Flashscore : La saison de Montpellier est plus que difficile pourtant la votre avait très bien débuté avec une médaille d'argent olympique à domicile. Quels souvenirs en gardez-vous ?

Joris Chotard : C'était une expérience incroyable, j'ai eu la chance d'être dans la bonne catégorie d'âge, d'avoir pu jouer (6 matches, ndlr) et de faire un beau parcours. On sait que le football n'est pas une priorité aux JO, qu'on était critiqué parce qu'il y avait des problèmes avec des joueurs qui n'étaient pas libérés, et que c'est un sport qui passe au second plan. Mais le fait d'être en France nous a fait ressentir un engouement énorme, les stades étaient pleins, il y avait une ferveur qui nous a aidés sur pas mal de matches, comme contre l'Argentine et l'Egypte.
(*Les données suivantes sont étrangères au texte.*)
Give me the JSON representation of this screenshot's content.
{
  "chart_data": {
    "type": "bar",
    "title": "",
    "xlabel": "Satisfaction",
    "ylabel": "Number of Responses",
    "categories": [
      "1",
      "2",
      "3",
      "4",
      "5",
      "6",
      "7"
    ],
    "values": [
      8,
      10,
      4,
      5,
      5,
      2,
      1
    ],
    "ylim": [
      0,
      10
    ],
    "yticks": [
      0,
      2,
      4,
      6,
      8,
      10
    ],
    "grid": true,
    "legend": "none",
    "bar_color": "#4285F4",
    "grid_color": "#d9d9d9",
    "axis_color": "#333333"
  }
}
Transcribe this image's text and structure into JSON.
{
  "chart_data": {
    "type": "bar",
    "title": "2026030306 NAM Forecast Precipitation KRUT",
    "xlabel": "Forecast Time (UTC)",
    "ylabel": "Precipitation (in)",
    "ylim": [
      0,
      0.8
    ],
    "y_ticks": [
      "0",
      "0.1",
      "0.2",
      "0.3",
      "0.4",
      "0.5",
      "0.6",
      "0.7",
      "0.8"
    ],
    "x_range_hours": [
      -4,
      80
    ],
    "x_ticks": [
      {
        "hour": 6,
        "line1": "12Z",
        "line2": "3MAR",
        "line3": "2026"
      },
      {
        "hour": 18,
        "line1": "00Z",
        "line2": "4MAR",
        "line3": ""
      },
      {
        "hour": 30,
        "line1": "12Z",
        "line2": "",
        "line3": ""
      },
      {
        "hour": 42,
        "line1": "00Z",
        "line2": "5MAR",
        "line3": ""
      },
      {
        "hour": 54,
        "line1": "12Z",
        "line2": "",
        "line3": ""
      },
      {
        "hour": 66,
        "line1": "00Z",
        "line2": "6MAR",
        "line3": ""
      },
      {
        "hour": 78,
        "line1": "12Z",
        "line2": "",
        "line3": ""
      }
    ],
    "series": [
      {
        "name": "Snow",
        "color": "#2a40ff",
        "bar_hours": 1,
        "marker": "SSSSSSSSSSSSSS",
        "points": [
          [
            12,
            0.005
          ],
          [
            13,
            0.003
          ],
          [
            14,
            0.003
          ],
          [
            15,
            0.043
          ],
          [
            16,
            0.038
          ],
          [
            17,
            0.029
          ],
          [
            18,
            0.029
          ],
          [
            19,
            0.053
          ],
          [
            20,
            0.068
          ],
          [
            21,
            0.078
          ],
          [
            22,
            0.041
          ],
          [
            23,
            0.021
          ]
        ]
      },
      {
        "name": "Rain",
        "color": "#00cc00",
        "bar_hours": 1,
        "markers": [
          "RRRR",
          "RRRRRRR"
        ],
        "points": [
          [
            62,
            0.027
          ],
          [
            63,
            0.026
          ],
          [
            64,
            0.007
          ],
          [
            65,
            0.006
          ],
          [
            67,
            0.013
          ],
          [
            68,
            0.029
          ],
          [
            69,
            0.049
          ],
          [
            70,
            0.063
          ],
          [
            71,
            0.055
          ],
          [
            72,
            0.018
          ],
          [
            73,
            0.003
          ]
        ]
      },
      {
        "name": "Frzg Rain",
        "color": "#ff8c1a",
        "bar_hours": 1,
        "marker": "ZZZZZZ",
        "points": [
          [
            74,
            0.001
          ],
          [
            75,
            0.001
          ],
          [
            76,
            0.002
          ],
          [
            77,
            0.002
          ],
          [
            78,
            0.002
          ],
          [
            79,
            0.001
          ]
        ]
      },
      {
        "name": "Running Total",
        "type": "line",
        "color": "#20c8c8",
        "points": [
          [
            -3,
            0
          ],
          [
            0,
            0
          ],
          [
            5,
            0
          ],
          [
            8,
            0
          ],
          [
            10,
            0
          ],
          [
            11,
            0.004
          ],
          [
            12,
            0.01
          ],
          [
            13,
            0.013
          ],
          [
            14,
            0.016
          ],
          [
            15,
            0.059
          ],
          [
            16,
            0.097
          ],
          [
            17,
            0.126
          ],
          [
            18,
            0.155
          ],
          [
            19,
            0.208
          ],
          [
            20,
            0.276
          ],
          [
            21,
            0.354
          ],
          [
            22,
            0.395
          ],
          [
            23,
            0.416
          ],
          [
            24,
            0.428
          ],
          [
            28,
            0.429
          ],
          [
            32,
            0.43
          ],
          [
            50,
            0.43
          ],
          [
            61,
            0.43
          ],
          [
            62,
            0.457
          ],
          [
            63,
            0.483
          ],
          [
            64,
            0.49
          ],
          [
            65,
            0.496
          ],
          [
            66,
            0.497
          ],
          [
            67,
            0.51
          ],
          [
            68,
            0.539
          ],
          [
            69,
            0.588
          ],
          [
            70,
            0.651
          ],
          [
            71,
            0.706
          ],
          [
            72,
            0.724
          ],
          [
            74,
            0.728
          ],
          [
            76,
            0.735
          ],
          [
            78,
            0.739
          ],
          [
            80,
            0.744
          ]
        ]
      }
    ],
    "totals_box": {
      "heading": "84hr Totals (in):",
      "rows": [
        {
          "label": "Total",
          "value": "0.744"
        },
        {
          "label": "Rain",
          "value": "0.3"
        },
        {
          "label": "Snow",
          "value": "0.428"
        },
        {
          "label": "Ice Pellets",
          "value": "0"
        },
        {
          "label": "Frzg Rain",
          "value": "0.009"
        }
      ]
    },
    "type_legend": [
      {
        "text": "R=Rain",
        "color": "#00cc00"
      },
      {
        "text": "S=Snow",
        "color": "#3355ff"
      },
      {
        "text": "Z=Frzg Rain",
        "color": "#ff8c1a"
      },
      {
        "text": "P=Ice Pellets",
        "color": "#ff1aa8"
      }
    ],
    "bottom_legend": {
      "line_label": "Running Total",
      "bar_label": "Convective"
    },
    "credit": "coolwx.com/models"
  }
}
Avec le groupe qu'on avait et le jeu qu'on est arrivé en mettre en place, tout était extraordinaire.  

En 2026, Didier Deschamps quittera les Bleus et Thierry Henry fait partie de la liste des successeurs potentiels. Comment a-t-il été comme sélectionneur des Espoirs ?

C'est lui, avec son staff, qui a fait que le groupe a aussi bien vécu. Il y avait ce mélange de décontraction et de proximité avec les joueurs mais, en même temps, on savait qu'il n'avait pas besoin de crier pour recadrer ou faire redescendre tout le monde. Il a ce charisme naturel qui fait qu'il ne hausse pas le ton pour mettre les choses au clair. Il a une parole qui porte dans le vestiaire et c'est l'un des facteurs qui fait qu'on est allé aussi loin. 

Joris Chotard a disputé les JO de Paris
Joris Chotard a disputé les JO de ParisCedric Lecocq / KMSP via AFP / Stats Perform

Beaucoup de joueurs changent de poste au cours de leur formation ou pendant leur carrière mais vous, vous êtes un 6 par vocation. Ça se traduit comment ?

Depuis tout petit, j'ai toujours eu cette volonté de défendre, d'aider la défense. Quand j'étais petit, je jouais les gros matches au poste de défenseur central. J'ai toujours eu une attirance pour le poste de 6. Couper les actions, soulager la défense, récupérer des ballons et relancer proprement, ça m'a toujours plu. C'est là où je suis le plus à l'aise. 

Gennaro Gattuso a dit que les matches qu'ils préféraient étaient ceux joués dans le froid, sur un terrain dur car c'est là que le milieu défensif se révèle le mieux : vous validez ?

Le "trop" froid, ce n'est pas très agréable car chaque contact est amplifié ou quand on prend un ballon dans la cuisse ou dans l'oreille. Chaque match bourbier est un moment où les joueurs plus défensifs, plus "charbonneurs" sont davantage mis en valeur. C'est là où on s'exprime le plus. 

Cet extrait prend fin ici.